Phelps has one foot in high school, where physics can be a chore, and another in the world of practice and public appearances. Recently he's been logging 75,000 meters a week - nearly seven miles of swimming a day. If NBAC coach Bob Bowman isn't chaperoning Phelps, his mother is. An administrator with the Baltimore County public schools, Debbie Phelps accompanied her son to Phoenix two weeks ago for a Speedo photo shoot.

Isaac and Phelps' representatives will not discuss details of the deal, but no American swimmers are in the realm of Ian Thorpe, who has turned Australia's obsession with water into earnings that have been estimated at $4 million annually. On the prize money front, a USA Swimming official said that Phelps can collect $25,000 for his world title, and as much as $10,000 for a world record.

Before he turned pro, Phelps consulted Anita Nall, a former NBAC teammate who took the same route after she struck gold at the 1992 Olympics. Morgan set up a trust fund for Phelps' earnings.

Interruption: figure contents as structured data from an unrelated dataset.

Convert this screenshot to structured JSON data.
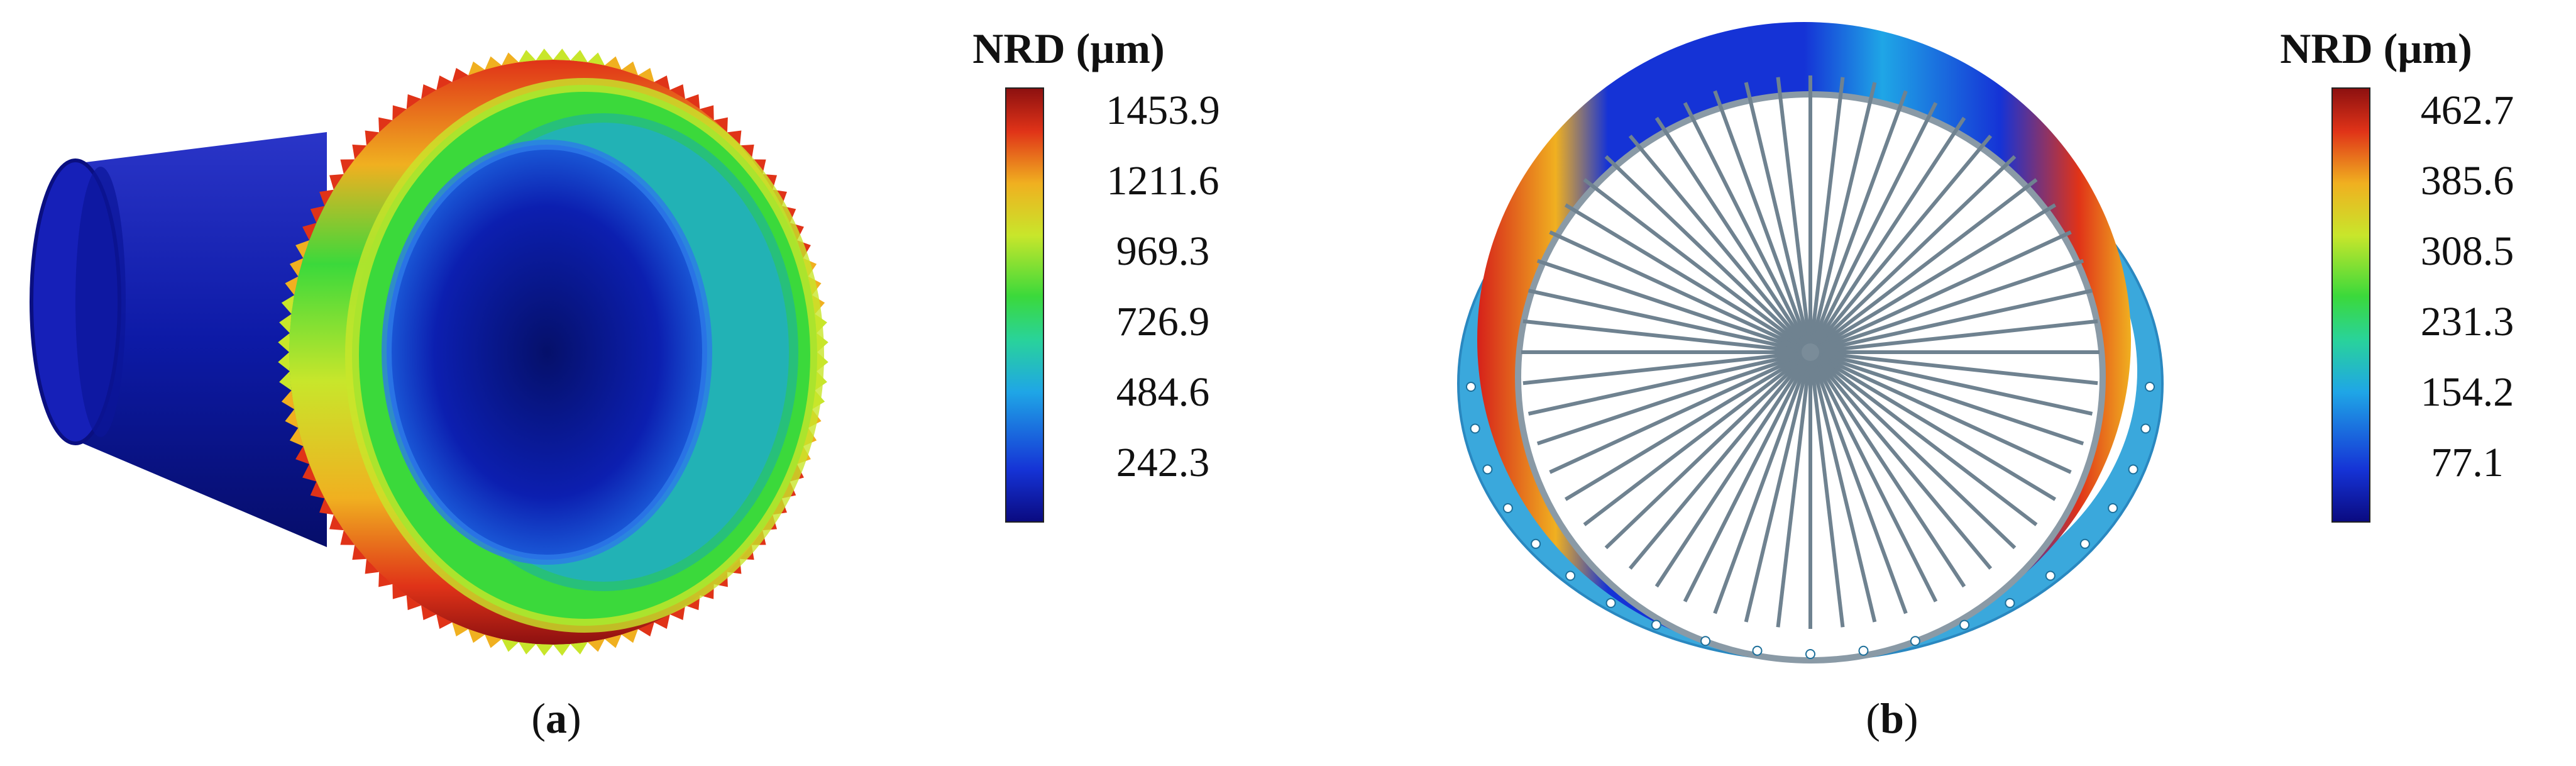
{
  "panels": [
    {
      "id": "a",
      "caption_open": "(",
      "caption_letter": "a",
      "caption_close": ")",
      "colorbar": {
        "title": "NRD (µm)",
        "ticks": [
          "1453.9",
          "1211.6",
          "969.3",
          "726.9",
          "484.6",
          "242.3"
        ]
      }
    },
    {
      "id": "b",
      "caption_open": "(",
      "caption_letter": "b",
      "caption_close": ")",
      "colorbar": {
        "title": "NRD (µm)",
        "ticks": [
          "462.7",
          "385.6",
          "308.5",
          "231.3",
          "154.2",
          "77.1"
        ]
      }
    }
  ],
  "colors": {
    "colormap": [
      "#0a0a80",
      "#1533d6",
      "#1fa6e6",
      "#29d39a",
      "#3bd93b",
      "#c8e62b",
      "#f0b020",
      "#e03318",
      "#8c1010"
    ],
    "shaft": "#0d1aa6",
    "flange": "#3aa8dc"
  }
}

"It's a considerable amount," Bowman said of the Speedo deal, "but not enough where Michael never has to worry about money again. It needs to be invested wisely. We have high expectations for Michael, but we're very pragmatic. We want to take care of his education and his long-term financial needs. He's not going to be driving an Escalade next week. He may want to, but it's not going to happen."

That would be putting the SUV before the driver's license. Five months past his 16th birthday, Phelps has yet to attend the driver's education required by Maryland. He does have his learner's permit, and asks whoever is shuttling him between home, school and the pool to move into the passenger seat. Or, he'll flag a ride with Matt Townsend, his best friend since before he went to the Olympics and set a world record.

"Nothing has changed," Phelps said, when asked about his life as a pro. "I'm still doing the thing I love every day."